Time transfers strategically: SEK/IDR is most liquid during the 09:00–15:00 CET window when both European and late-Asian sessions overlap, narrowing spreads by 0.1–0.3%. Avoid weekends and Indonesian public holidays, when providers widen margins to hedge volatility. Set rate alerts on Wise or XE for your target rate — a 1.5% favorable swing on a 100,000 SEK transfer saves 1,500 SEK instantly. For amounts above 75,000 SEK, request a custom quote from CurrencyFair or OFX, which typically tighten spreads to 0.25–0.4% at that threshold. Finally, batch small recurring transfers into monthly chunks above 10,000 SEK to dilute fixed costs proportionally — sending 12,000 SEK once beats sending 3,000 SEK four times by roughly 60% in total cost.
Wise and Revolut typically deliver the closest rate to the mid-market benchmark, with total all-in costs of 0.45–0.65% versus 3–5% at Swedish high-street banks. Always compare the quoted rate to the live mid-market reference before confirming.
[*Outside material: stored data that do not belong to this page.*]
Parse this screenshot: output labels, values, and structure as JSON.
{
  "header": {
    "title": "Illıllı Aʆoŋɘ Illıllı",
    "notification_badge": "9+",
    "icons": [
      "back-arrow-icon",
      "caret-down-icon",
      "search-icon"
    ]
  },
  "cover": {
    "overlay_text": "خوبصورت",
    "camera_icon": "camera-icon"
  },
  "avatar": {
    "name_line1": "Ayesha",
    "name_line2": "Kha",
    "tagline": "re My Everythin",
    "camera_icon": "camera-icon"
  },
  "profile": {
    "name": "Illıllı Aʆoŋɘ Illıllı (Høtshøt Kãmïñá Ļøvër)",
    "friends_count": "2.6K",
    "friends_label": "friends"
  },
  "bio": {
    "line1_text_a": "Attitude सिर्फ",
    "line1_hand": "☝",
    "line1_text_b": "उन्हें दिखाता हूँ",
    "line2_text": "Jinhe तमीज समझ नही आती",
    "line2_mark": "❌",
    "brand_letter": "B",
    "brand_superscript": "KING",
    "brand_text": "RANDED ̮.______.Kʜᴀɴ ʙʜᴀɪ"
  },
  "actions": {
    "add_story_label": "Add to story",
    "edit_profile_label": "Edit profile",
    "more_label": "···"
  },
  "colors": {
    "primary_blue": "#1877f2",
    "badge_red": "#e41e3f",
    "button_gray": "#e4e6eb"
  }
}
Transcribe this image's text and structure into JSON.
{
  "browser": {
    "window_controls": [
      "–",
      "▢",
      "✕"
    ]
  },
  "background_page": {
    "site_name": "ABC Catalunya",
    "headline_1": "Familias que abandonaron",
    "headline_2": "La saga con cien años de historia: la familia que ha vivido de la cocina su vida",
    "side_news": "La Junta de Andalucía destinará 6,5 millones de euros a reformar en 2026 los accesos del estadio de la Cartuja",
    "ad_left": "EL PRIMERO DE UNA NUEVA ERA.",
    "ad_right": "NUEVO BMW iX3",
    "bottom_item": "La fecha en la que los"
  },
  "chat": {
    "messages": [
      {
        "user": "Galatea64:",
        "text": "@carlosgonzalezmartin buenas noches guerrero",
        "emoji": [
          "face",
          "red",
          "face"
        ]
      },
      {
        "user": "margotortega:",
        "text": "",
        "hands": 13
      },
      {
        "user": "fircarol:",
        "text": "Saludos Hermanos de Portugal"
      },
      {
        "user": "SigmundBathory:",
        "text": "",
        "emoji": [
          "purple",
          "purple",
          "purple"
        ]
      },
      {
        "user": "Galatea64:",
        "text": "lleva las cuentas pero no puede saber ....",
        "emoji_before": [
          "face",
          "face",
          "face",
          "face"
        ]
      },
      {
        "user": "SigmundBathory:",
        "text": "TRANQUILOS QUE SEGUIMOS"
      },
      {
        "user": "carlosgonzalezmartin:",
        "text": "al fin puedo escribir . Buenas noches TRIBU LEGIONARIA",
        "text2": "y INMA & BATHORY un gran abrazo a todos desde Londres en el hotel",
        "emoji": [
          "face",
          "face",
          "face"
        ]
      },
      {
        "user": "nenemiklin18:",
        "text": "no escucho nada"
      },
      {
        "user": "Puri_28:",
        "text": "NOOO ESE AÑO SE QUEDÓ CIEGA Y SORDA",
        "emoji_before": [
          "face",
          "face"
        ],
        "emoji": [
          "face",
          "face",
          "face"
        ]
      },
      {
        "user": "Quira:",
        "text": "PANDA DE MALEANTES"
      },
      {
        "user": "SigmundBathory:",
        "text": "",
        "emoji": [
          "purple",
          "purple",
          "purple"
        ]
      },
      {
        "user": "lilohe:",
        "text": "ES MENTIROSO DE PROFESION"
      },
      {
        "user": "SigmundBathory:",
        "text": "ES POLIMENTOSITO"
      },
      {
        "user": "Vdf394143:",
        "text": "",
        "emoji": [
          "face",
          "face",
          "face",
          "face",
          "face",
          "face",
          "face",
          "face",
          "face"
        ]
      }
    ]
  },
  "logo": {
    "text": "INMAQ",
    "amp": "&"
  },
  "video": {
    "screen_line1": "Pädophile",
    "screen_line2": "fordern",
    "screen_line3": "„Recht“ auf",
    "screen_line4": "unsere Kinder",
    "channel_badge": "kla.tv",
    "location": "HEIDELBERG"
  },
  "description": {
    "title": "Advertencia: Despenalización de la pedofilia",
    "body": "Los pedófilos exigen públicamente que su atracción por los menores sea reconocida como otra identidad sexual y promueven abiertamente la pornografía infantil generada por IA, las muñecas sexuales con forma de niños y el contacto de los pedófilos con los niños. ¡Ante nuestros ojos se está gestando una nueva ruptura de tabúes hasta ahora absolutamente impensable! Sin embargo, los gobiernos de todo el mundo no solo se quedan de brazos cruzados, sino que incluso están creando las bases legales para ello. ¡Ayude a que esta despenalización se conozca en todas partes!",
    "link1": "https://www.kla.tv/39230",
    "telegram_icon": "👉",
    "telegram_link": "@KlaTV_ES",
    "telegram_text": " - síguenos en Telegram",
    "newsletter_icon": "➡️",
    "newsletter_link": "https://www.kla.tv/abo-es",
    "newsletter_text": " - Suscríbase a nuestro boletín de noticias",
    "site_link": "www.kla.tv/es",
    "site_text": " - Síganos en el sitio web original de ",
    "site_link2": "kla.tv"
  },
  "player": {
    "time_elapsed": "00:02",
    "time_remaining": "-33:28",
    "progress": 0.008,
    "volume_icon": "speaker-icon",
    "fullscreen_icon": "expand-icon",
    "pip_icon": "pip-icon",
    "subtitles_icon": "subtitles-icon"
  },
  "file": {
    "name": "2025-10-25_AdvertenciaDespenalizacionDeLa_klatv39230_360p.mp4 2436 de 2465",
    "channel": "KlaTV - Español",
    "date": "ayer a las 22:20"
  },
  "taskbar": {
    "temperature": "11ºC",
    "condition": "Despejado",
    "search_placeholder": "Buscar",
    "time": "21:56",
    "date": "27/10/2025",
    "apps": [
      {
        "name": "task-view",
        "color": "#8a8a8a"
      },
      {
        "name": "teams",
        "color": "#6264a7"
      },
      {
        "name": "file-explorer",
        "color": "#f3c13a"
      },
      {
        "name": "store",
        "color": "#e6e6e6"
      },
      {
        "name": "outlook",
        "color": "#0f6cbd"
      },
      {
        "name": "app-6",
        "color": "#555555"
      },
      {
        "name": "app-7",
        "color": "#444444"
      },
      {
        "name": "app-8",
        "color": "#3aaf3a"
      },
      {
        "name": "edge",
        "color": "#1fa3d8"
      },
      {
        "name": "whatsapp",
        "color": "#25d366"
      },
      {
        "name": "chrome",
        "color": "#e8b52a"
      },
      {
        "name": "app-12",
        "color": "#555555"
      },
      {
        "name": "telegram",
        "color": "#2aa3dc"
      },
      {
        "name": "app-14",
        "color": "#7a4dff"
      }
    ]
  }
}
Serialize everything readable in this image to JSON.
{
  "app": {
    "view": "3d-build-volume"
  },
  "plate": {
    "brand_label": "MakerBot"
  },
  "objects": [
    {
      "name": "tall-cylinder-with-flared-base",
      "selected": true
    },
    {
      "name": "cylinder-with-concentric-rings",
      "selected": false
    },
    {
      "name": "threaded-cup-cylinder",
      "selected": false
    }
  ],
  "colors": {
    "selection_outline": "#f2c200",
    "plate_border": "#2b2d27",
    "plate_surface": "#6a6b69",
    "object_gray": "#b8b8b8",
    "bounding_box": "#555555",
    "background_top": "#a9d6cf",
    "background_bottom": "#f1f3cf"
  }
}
Instant-tier transfers via Wise or Remitly typically arrive in 5–30 minutes thanks to Indonesia's BI-FAST real-time rail. Economy tiers take 1–3 business days but are 0.3–0.8% cheaper and worth choosing for non-urgent amounts above 30,000 SEK.
Digital providers charge transparent fees of 0.45–1.5% of the transfer amount, while Swedish banks bake a 3–5% markup into the exchange rate on top of any flat fee. On a 50,000 SEK transfer, the difference between these models is roughly 1,250–2,250 SEK.
Yes — Wise, Remitly, Revolut, and WorldRemit are all licensed and regulated by financial authorities in their home jurisdictions and segregate customer funds. They typically offer stronger consumer protections and faster delivery than traditional bank wires on this corridor.